Freshly produced uranium (VI) oxide from earthly natural uranium has a specific activity of 21050 Bq / g.
Chemical properties
Uranium (VI) oxide is amphoteric . In acidic solutions it forms uranyl ions UO 2 2+ . Oxouranates are formed in an alkaline environment . At 700–900 ° C it breaks down into triurane octoxide .
use
Most of it is processed into uranium dioxide , otherwise there is no important use.
toxicology
The chemical toxicity of this metal oxide is much more dangerous than its radioactivity . So, above all, precautions against poisoning must be taken.
Individual evidence
- ↑ a b David R. Lide (Ed.): CRC Handbook of Chemistry and Physics . 90th edition. (Internet version: 2010), CRC Press / Taylor and Francis, Boca Raton, FL, Properties of the Elements and Inorganic Compounds, pp. 4-97.
- ↑ Entry on uranium compounds in the GESTIS substance database of the IFA , accessed on February 1, 2016 (JavaScript required)
- ↑ Not explicitly listed in Regulation (EC) No. 1272/2008 (CLP) , but with the specified labeling it falls under the group entry uranium compounds with the exception of those specified elsewhere in this Annex in the Classification and Labeling Inventory of the European Chemicals Agency (ECHA) , accessed on February 1, 2016. Manufacturers or distributors can expand the harmonized classification and labeling .
- ↑ The hazards emanating from radioactivity do not belong to the properties to be classified according to the GHS labeling.
- ^ AF Holleman , E. Wiberg , N. Wiberg : Textbook of Inorganic Chemistry . 102nd edition. Walter de Gruyter, Berlin 2007, ISBN 978-3-11-017770-1 , p. 1971.
- ↑ Georg Brauer (Ed.), With the collaboration of Marianne Baudler a . a .: Handbook of Preparative Inorganic Chemistry. 3rd, revised edition. Volume II, Ferdinand Enke, Stuttgart 1978, ISBN 3-432-87813-3 , p. 1225.

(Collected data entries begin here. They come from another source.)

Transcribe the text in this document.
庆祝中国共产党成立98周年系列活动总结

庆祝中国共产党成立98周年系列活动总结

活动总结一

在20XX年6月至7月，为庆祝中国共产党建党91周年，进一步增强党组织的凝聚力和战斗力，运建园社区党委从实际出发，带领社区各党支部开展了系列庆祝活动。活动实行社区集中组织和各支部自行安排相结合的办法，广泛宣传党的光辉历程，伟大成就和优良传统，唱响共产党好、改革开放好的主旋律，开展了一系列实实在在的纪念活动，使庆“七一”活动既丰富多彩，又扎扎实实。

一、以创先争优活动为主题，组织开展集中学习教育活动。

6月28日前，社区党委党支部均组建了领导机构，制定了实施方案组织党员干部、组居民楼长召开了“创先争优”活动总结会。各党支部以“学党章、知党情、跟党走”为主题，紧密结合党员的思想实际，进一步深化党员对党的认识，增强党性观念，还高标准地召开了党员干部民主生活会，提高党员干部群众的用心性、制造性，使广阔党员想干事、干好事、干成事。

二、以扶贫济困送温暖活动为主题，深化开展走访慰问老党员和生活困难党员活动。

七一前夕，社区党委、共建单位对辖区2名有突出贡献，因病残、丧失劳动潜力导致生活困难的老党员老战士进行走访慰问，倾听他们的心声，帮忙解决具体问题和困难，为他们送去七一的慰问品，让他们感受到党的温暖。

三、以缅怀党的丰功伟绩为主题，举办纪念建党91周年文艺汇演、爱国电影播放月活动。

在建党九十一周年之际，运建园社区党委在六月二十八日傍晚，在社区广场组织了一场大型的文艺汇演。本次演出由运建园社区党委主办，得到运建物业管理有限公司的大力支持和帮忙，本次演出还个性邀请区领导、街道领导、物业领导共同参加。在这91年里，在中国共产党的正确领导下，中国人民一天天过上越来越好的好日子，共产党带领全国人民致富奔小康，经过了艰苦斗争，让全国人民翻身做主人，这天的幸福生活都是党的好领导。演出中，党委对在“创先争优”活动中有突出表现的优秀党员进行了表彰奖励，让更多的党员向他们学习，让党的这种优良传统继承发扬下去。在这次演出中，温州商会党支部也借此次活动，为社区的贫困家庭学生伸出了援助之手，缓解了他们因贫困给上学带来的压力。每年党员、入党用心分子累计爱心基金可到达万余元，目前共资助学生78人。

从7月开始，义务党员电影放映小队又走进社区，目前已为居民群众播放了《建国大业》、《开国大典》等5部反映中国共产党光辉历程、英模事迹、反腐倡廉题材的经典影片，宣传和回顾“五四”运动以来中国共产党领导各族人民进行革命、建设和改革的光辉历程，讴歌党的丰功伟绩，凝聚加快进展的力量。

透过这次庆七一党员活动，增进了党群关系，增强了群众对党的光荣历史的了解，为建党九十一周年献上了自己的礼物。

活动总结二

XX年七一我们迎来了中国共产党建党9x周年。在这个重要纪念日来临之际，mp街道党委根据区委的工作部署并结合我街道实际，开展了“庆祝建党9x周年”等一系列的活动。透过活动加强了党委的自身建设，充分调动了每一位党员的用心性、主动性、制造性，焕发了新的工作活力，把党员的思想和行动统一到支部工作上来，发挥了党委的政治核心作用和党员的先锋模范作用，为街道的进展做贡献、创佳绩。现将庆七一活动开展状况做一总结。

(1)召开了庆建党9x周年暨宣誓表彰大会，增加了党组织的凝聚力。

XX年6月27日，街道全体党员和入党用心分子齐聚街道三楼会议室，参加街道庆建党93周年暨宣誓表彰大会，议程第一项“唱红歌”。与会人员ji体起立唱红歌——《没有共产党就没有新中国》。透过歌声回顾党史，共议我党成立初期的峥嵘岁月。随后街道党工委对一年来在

- ↑ B. O. Loopstra, E. H. P. Cordfunke: On the structure of alpha UO 3 . In: Recueil des Travaux Chimiques des Pays-Bas et de la Belgique 85, pp. 135-142.
- ↑ PC Debets: The Structure of β-UO 3 . In: Acta Crystallographica , 1966, 21, pp. 589-593 ( doi : 10.1107 / S0365110X66003505 )
- ↑ B. O. Loopstra, J. C. Taylor, A. B. Waugh: Neutron Powder Profile Studies of the Gamma Uranium Trioxide Phases . In: Journal of Solid State Chemistry , 1977, 20, pp. 9-19 ( doi : 10.1016 / 0022-4596 (77) 90046-9 )
- ↑ M. T. Weller, P. G. Dickens, D. J. Penny: The Structure of δ-UO 3 . In: Polyhedron , 1988, 7 (3), pp. 243-244 ( doi : 10.1016 / S0277-5387 (00) 80559-8 )
- ^ S. Siegel, H. Hoekstra, E. Sherry: The Crystal Structure of High-Pressure UO 3 . In: Acta Crystallographica , 1966, 20, pp. 292-295 ( doi : 10.1107 / S0365110X66000562 )
literature
- Ingmar Grenthe, Janusz Drożdżynński, Takeo Fujino, Edgar C. Buck, Thomas E. Albrecht-Schmitt, Stephen F. Wolf: Uranium , in: Lester R. Morss, Norman M. Edelstein, Jean Fuger (eds.): The Chemistry of the Actinide and Transactinide Elements , Springer, Dordrecht 2006; ISBN 1-4020-3555-1 , pp. 253-698 ( doi : 10.1007 / 1-4020-3598-5_5 ).